In the hands of Clarkson, the technical, rational language of flows is rendered aleatory and charged with a meaning excess. In K-House cut out coloured metal arrows appear twisted, bent, superimposed, intertwined. These graphical signs create diagrams of unknown and probably not yet existing processes. When presented outside of the screen and Excel spreadsheets, they are now empty signifiers. Yet this temporary emptiness is perhaps what allows for the amplification of the otherwise saturated human’s attention span. Outside of the rhythm of semiocapitalism, these signs create a surplus of time, as their initial suspension of meaning is soon followed by a process of poetic (re)signification.


Clarkson’s arrows, numbers and codes surpass their assumed catego- ries under the universal language of economy. The result is an artistic language that aligns, yet again, with Berardi, in an understanding of poetry as a linguistic political weapon. Language, through poetry, cannot be reduced to information and treated like currency, as it exceeds the field of signification.3 Instead of striving for generalisation, standardisation and homogeneity, the markers of logistical, data management and bureaucratic language are here able to accommo- date contingent articulations and forms of difference.

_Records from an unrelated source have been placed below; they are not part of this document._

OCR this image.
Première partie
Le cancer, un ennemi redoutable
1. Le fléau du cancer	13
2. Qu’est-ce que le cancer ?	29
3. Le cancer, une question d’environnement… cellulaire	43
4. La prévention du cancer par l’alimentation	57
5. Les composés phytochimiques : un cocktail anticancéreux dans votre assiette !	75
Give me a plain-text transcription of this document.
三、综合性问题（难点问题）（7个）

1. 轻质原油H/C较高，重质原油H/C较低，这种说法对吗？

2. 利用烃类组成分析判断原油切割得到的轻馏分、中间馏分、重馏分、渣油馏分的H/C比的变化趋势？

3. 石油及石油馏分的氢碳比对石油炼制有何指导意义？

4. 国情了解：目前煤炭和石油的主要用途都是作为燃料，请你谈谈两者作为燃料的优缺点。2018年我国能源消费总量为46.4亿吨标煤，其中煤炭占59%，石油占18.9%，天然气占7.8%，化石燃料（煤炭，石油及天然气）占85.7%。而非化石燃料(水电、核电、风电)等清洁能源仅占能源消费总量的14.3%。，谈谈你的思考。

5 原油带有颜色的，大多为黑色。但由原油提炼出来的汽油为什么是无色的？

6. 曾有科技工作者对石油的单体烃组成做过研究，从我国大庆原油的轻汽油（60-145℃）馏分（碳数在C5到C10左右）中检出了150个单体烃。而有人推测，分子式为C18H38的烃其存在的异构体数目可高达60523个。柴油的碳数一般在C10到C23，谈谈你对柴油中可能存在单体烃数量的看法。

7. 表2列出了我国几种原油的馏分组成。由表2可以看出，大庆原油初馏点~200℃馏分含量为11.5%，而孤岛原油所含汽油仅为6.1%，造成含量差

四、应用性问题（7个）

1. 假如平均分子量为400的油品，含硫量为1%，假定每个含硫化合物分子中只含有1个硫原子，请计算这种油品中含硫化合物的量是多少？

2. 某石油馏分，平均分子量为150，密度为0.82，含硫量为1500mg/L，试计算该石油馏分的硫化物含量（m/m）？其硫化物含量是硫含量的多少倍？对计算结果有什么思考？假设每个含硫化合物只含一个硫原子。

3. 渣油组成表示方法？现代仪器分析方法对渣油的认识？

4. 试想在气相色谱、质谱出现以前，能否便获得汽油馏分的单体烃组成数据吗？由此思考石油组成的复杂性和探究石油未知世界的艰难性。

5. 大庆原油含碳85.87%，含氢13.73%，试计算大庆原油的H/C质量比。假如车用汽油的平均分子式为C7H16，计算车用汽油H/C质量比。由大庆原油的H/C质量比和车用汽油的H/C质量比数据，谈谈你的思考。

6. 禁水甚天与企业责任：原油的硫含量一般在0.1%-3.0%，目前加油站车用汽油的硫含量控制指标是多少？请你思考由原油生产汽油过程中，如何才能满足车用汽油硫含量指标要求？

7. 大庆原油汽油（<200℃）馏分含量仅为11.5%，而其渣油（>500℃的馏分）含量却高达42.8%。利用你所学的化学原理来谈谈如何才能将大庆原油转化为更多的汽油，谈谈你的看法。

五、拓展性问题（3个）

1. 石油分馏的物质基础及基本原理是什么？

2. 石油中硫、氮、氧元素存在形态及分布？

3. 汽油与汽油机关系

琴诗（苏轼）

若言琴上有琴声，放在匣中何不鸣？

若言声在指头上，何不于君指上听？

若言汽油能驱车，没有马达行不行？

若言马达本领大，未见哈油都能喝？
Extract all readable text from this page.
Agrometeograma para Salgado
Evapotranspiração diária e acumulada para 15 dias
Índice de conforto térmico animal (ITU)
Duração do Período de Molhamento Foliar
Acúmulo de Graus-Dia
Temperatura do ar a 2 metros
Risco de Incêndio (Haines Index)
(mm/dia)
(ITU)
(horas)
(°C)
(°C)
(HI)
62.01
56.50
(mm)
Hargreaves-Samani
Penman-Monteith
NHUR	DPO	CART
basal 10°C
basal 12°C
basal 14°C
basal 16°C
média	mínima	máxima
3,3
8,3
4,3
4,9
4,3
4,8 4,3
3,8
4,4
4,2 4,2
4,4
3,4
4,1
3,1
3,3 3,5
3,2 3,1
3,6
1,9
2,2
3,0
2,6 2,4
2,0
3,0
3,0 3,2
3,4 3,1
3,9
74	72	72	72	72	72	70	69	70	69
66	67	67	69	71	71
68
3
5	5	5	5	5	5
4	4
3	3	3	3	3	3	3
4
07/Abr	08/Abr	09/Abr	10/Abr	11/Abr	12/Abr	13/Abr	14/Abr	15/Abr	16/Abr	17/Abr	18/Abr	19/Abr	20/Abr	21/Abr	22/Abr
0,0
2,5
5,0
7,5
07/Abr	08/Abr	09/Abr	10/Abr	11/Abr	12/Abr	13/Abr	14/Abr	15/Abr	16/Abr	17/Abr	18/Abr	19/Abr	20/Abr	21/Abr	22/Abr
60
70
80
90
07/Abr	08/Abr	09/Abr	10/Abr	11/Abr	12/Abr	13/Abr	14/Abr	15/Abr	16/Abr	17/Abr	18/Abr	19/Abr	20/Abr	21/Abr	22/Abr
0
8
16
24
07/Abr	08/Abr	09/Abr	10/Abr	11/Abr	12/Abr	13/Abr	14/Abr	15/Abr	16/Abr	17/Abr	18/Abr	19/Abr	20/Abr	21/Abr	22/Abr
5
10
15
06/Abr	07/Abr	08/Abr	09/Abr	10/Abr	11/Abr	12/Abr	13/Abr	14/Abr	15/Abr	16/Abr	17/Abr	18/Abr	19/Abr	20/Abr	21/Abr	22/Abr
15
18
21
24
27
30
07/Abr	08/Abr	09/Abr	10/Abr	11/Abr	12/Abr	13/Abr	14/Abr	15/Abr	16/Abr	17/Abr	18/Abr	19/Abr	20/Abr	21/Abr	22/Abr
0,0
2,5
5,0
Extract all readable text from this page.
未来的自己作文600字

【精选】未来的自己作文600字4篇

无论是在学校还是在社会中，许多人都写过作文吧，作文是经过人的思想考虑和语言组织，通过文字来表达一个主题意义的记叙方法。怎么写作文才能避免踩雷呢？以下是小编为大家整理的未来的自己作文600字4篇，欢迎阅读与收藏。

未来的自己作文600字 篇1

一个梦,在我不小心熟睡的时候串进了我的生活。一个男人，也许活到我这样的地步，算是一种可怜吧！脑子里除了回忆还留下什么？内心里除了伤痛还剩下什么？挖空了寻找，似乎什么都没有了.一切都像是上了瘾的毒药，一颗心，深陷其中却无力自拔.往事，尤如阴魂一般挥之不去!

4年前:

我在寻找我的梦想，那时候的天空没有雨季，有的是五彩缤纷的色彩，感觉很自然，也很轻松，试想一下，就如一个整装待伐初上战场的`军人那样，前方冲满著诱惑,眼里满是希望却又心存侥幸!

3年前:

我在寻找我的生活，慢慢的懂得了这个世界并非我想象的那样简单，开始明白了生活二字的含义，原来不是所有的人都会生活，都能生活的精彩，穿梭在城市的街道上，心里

No, in K-House there are no chairs or screens. We are not entering this office space in our role as receiving, isolated, terminals. We are, instead, invited to mingle as social and physical bodies. Invited to question this abstract, long-standing model for organising social relations and politics under the rules of the productive and functional. While we do so, however, we also know there are countless other receiving terminals, precarious underpaid workers and intelligent machines processing information flows linked to chains of value production. Some of them are seated in data management offices, and others are in the ateliers labouring under the global art market.



Citations


1 Franco ‘Bifo’ Berardi, ‘Cognitarian Subjectivation’, e-flux Journal #20, November 2010

2 Marina Otero Verzier, ‘Logistics’, AA Files, no.76, Architectural Association, 2019, pp.119–121.

3 See Franco ‘Bifo’ Berardi, The Uprising: On

Poetry and Finance, Intervention Series, vol.14, Semiotext(e), 2012 and Breathing: Chaos and Poetry, Intervention Series, vol.26, Semiotext(e), 2019.